March 02, 2021 | Diane Squires
The Federation of Community Legal Centres has welcomed the State Government’s commitment to better responding to mental health issues following the release of the report of findings from the Mental Health Royal Commission.
Federation of Community Legal Centres CEO Ms Serina McDuff commended the government for committing to review the state’s response to mental health and for recognising the important role people with lived experience would play in guiding the delivery of better mental health services in Victoria.
She also welcomed Daniel Andrews’ commitment to implement “every single one of the recommendations”.
“This is a weighty and welcome report,” Ms McDuff said.
“It’s 3195 pages of uncomfortable reading that delivers our state an opportunity to ensure all Victorians are treated with dignity and respect and that they are not unfairly treated because of mental health concerns.
“It is pleasing and appropriate that the report has highlighted the importance of listening to those with lived experience in determining the way forward when it comes to mental health responses across Victoria.”
Ms McDuff welcomed the proposed expansion of the specialist Assessment and Referral Court to Victoria’s 12 headquarter Magistrate’s Courts and noted the focus on youth mental health in the report.
“This report reorients our mental health services, it provides a roadmap to ensuring early intervention and support for those who need it,” she said.
Ms McDuff also welcomed the commission’s recommendation that medically trained professionals be relied on as first responders to instances involving mental health over police officers.
“We have long advocated for a health response over a law and order response in relation to issues where mental health is a factor,” she said.
Ms McDuff also welcomed the Royal Commission’s recommendation that up to 60 community-based adult mental health services be established across the state.
“We know from our integrated services model, that early, community-based, assistance is vital to help those Victorians most vulnerable to injustice,” she said.
“Access to legal assistance is a vital part of this support.

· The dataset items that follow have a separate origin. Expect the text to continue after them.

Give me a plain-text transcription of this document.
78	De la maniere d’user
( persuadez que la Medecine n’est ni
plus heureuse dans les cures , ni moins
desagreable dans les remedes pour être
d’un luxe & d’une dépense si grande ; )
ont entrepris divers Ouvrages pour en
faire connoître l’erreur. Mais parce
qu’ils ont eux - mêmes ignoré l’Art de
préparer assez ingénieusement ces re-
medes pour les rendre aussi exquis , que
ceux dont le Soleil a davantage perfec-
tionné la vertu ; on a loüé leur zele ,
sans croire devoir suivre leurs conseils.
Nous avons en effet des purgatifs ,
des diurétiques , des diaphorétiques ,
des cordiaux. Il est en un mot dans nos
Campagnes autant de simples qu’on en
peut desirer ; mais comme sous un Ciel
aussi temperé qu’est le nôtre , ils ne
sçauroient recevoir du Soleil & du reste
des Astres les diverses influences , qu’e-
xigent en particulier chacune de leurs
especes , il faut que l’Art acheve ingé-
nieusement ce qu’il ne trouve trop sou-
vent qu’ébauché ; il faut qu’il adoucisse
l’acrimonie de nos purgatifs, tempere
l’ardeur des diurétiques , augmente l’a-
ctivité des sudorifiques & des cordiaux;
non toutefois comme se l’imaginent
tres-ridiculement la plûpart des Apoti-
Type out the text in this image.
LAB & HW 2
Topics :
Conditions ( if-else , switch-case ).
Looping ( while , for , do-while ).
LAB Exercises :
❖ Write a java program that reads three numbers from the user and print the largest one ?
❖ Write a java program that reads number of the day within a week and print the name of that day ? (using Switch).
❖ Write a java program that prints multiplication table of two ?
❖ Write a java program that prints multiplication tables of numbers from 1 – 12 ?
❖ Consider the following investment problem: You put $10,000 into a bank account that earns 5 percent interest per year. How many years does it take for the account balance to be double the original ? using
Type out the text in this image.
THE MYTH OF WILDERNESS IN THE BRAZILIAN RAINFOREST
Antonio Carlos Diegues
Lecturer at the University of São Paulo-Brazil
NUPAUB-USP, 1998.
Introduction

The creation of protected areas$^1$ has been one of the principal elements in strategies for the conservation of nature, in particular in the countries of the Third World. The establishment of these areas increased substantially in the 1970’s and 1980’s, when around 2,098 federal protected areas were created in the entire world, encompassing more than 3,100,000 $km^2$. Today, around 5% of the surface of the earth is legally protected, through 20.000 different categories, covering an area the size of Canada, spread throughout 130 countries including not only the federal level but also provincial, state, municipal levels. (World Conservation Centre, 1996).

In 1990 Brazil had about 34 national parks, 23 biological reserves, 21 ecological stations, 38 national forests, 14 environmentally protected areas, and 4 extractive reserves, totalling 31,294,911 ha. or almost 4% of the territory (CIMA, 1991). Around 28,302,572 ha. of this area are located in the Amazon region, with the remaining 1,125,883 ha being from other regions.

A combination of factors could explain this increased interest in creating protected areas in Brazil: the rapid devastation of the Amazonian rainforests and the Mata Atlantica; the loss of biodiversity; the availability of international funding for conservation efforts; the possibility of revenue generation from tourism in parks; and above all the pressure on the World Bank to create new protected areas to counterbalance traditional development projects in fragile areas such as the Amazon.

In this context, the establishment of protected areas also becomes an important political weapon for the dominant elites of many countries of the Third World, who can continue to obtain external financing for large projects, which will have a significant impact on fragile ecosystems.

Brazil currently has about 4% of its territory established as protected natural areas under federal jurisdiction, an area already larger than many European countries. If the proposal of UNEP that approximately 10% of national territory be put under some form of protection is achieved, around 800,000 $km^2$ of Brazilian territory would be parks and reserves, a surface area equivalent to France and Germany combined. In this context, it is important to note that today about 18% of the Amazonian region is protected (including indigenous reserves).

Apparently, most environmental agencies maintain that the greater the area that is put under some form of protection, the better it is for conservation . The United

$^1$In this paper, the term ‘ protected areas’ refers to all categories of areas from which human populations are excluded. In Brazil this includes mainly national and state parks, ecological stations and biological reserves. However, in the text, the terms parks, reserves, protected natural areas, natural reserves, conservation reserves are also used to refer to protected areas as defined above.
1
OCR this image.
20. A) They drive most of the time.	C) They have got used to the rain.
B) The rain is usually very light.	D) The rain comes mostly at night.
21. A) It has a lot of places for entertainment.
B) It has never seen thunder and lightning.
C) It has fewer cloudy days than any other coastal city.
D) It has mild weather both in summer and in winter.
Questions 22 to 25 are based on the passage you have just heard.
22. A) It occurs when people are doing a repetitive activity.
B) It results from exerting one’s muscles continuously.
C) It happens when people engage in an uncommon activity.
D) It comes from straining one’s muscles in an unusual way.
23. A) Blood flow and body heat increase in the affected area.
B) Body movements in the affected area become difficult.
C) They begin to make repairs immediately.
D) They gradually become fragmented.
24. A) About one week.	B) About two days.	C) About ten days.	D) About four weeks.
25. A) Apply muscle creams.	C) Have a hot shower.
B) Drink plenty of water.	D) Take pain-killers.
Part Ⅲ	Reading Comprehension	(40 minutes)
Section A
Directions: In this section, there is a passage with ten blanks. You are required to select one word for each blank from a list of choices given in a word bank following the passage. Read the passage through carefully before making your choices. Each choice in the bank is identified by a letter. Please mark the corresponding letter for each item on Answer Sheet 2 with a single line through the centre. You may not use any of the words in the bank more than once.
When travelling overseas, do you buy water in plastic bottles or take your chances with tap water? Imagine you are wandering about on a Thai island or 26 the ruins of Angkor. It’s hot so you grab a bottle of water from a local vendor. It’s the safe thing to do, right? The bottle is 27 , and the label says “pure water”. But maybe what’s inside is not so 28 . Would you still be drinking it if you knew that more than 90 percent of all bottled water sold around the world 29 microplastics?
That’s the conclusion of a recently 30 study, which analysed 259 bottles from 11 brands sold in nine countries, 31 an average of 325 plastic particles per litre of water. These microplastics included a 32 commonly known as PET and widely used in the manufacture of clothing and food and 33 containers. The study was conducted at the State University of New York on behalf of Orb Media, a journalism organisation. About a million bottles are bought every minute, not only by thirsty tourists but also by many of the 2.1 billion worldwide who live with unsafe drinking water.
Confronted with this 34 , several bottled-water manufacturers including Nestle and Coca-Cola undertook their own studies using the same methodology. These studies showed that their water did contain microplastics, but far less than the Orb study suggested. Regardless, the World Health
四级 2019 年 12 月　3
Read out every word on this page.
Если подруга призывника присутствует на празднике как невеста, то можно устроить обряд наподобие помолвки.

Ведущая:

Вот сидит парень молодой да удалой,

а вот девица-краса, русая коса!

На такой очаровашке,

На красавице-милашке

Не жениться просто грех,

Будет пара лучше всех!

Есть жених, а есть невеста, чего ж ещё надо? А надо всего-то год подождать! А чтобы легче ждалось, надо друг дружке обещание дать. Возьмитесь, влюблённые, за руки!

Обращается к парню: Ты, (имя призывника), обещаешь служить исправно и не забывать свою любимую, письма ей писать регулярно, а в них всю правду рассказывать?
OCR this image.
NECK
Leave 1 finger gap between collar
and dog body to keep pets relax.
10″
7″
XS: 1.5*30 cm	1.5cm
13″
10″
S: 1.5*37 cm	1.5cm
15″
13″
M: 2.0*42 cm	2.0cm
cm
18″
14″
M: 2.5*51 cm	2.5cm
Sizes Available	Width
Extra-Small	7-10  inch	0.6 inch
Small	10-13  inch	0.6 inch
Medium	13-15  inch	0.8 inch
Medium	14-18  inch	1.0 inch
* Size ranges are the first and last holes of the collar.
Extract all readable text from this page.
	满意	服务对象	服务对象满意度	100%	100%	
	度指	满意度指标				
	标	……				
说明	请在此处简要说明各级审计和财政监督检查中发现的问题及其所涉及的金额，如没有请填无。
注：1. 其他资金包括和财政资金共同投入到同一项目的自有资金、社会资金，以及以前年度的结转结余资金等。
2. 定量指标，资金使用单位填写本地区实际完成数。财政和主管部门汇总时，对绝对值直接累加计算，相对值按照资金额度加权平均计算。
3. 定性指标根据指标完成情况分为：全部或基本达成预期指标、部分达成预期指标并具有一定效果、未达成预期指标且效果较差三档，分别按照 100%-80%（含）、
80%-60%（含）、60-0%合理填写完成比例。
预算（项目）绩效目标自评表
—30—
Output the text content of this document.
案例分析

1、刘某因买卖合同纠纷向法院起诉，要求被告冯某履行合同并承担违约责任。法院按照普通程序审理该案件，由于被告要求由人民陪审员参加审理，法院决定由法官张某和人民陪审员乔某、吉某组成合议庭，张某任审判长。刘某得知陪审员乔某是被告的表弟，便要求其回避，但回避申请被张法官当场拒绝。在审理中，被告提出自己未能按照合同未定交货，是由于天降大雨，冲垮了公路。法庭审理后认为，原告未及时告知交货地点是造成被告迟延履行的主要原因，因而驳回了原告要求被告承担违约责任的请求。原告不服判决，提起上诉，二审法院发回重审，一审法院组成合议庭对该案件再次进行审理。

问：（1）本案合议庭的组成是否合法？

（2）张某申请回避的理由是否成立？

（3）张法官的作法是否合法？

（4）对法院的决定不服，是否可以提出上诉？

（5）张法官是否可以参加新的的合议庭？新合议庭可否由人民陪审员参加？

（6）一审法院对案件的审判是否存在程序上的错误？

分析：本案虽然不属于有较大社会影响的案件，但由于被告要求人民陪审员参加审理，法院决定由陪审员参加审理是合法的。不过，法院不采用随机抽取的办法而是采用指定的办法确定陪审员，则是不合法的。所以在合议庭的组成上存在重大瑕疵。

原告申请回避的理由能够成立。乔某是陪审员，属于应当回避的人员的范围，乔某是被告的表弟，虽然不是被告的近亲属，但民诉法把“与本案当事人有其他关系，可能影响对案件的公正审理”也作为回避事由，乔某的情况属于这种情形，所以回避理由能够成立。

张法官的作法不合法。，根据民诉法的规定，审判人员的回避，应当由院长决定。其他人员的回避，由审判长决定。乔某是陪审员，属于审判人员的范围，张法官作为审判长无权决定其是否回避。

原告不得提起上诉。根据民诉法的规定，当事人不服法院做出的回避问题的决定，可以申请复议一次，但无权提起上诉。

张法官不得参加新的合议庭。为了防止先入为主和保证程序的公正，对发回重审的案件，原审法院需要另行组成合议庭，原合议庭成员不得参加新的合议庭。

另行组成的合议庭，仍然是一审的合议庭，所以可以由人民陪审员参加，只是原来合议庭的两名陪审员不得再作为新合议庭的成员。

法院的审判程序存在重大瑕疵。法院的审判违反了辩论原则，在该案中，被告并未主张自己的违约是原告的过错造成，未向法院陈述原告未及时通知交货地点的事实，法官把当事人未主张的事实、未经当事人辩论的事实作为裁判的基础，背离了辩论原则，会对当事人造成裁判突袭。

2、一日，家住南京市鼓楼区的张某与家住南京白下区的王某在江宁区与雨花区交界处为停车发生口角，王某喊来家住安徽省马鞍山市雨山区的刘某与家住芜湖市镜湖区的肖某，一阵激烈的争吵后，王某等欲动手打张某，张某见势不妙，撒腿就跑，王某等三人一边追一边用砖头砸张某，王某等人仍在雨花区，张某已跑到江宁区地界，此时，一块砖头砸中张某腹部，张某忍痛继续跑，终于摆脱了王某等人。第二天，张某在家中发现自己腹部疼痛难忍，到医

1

Studies show at least 20 percent of people accessing Community Legal Centres experience mental health issues, but we believe this figure is under reported.”
Ms McDuff welcomed reforms to support the mental health and wellbeing of people in contact with, or at risk of coming into contact with, the criminal and youth justice systems.
Ms McDuff said the Federation would review the report in more detail and seek further advice from the Victorian Government over coming weeks to better understand the implications for the community legal sector and the community’s access to equal justice.
The Federation of Community Legal Centres is the peak body for Community Legal Centres in Victoria. We strive for a community that is fair, inclusive and thriving, where every person belongs and can learn, grow, heal, participate and be heard.